Back before Christmas somebody seriously asked me what my college GPA was in an interview. At first I thought he was kidding, then when I realized he was serious, the conversation went like this. (Paraphrased from memory a few weeks later, but very close to actual quotes)
Me: Blah, blah, blah, undergrad Purdue, grad school at Georgia State, blah, blah, blah.
Him: What was your GPA at Purdue?
Me: It was 20 years ago, how is that relevant?
Him: I think it's important.
Me: (thinking this interview just became a waste of time). I think it was a 2.8.
Him: Why didn't you get straight A's. (yes, he really asked me that).
Me: I did in my senior year - made Dean's List. (I actually am rather proud of that).
Him: So what happened before that?
Me: (thinking, wtf? Oh well, let's go with the brutally honest answer instead of the stock insipid answer designed to make me look good. It's not like I care at this point.) Apparently, I had too much fun at school my first couple of years.
Him: What about your grad school GPA?
Me: I have no idea. I think I had to have a 3.0 to get a Master's degree, so it was better than that.

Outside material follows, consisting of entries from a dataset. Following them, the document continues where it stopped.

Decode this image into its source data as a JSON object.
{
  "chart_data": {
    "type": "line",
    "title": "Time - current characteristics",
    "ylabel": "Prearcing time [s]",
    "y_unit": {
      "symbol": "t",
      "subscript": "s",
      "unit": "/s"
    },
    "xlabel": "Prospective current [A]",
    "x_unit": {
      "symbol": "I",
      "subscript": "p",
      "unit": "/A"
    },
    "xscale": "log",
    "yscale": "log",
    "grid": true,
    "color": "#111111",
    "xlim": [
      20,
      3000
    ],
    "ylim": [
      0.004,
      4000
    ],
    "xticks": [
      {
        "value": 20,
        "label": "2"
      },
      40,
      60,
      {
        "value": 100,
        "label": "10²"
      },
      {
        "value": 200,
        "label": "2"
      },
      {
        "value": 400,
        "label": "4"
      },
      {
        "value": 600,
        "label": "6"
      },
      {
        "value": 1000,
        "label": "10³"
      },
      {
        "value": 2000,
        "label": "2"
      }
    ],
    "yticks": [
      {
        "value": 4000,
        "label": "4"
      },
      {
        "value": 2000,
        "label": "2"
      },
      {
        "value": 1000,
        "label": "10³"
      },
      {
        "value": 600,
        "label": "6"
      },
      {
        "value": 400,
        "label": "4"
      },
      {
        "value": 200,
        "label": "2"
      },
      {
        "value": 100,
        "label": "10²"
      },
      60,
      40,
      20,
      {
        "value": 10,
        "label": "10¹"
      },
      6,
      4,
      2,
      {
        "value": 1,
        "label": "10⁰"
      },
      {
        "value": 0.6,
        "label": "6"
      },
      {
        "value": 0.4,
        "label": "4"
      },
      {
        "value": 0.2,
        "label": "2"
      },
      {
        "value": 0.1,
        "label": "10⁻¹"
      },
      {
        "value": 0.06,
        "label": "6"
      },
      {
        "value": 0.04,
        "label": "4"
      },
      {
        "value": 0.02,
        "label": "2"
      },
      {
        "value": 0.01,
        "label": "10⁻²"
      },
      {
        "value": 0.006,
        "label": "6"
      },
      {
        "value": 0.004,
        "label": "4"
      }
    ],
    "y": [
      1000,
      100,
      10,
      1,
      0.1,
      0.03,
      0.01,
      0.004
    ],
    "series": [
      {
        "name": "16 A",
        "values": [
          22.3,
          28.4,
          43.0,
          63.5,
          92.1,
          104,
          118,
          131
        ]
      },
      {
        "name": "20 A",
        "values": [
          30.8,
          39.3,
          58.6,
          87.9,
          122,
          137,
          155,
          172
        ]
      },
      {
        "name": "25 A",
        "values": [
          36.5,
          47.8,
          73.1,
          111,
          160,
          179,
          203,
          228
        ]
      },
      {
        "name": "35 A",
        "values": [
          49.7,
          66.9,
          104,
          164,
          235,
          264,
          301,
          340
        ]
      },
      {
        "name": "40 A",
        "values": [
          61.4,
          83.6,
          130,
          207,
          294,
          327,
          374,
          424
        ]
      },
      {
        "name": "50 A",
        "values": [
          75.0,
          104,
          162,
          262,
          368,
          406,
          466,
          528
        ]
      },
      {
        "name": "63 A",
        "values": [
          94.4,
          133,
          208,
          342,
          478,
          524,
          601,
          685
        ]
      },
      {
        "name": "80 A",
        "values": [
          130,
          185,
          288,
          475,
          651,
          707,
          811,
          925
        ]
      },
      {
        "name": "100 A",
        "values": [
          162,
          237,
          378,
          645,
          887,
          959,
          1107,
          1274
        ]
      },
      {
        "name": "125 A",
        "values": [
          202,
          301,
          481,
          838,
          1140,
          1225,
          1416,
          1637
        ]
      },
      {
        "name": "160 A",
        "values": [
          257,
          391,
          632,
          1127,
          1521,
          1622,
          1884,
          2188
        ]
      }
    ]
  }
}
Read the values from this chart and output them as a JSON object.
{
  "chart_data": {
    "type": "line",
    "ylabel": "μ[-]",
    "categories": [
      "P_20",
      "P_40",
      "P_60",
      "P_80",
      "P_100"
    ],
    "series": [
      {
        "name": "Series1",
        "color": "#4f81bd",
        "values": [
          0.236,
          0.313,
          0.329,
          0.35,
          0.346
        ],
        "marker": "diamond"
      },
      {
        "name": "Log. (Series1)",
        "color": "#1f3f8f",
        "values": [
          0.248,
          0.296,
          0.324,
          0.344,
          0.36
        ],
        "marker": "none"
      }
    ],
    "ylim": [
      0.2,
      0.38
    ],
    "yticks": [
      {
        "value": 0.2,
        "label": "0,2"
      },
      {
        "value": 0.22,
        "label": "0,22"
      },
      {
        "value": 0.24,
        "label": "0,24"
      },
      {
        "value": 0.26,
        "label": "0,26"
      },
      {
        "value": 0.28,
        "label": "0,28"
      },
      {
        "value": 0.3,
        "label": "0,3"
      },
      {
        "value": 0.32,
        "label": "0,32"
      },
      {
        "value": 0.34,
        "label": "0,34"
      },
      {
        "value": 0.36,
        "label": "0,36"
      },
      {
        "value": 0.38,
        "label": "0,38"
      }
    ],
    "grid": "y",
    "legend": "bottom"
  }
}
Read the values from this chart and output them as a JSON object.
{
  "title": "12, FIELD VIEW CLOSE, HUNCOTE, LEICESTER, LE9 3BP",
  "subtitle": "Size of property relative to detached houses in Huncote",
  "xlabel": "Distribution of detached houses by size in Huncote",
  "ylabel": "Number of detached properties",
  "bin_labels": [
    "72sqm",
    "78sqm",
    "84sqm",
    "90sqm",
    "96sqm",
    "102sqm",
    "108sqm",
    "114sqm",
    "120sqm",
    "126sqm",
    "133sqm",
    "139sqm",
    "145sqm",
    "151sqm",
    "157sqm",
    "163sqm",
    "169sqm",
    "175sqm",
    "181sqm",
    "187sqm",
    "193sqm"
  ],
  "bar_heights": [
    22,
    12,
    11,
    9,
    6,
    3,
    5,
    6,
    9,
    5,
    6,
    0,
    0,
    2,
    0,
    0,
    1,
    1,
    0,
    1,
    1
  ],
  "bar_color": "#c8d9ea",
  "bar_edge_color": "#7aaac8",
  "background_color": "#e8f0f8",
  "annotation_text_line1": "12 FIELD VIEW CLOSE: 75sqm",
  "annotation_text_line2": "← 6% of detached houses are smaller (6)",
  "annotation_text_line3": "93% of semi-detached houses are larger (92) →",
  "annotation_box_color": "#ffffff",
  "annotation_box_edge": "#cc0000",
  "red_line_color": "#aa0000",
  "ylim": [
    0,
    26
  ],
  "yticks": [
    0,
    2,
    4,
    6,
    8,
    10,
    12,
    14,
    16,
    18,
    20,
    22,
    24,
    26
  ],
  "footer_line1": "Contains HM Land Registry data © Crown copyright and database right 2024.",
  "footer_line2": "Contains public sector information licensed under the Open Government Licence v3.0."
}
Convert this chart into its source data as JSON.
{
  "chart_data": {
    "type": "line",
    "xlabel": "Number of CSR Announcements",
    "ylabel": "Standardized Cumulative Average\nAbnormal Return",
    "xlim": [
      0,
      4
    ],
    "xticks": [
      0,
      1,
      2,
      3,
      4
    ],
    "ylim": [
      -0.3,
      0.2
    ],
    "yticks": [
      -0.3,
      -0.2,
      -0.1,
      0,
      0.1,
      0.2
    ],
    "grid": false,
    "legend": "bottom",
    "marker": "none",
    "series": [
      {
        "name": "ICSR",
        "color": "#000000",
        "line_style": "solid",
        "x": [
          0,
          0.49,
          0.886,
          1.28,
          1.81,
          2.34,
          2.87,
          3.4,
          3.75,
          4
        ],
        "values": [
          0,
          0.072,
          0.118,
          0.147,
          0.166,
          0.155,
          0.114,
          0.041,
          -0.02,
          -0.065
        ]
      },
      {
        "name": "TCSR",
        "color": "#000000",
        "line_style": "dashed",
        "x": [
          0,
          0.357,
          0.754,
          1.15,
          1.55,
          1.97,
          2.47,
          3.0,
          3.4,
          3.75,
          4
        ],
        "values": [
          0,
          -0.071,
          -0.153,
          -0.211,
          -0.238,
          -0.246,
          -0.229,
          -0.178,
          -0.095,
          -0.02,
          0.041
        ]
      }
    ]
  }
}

Him: Could you be more specific?
Me: No. It's not relevant.
You'll be shocked to learn that I did not get the job :) I freaking hate interviews where all they do is talk through your resume. My strategy in those types of interviews is to move the conversation to an actual conversation, and away from the adversarial Q & A style that this guy was trying to do. He wouldn't let me do it. He didn't want to have a conversation, and in that effort told me everything I needed to know about what it would be like to work for him.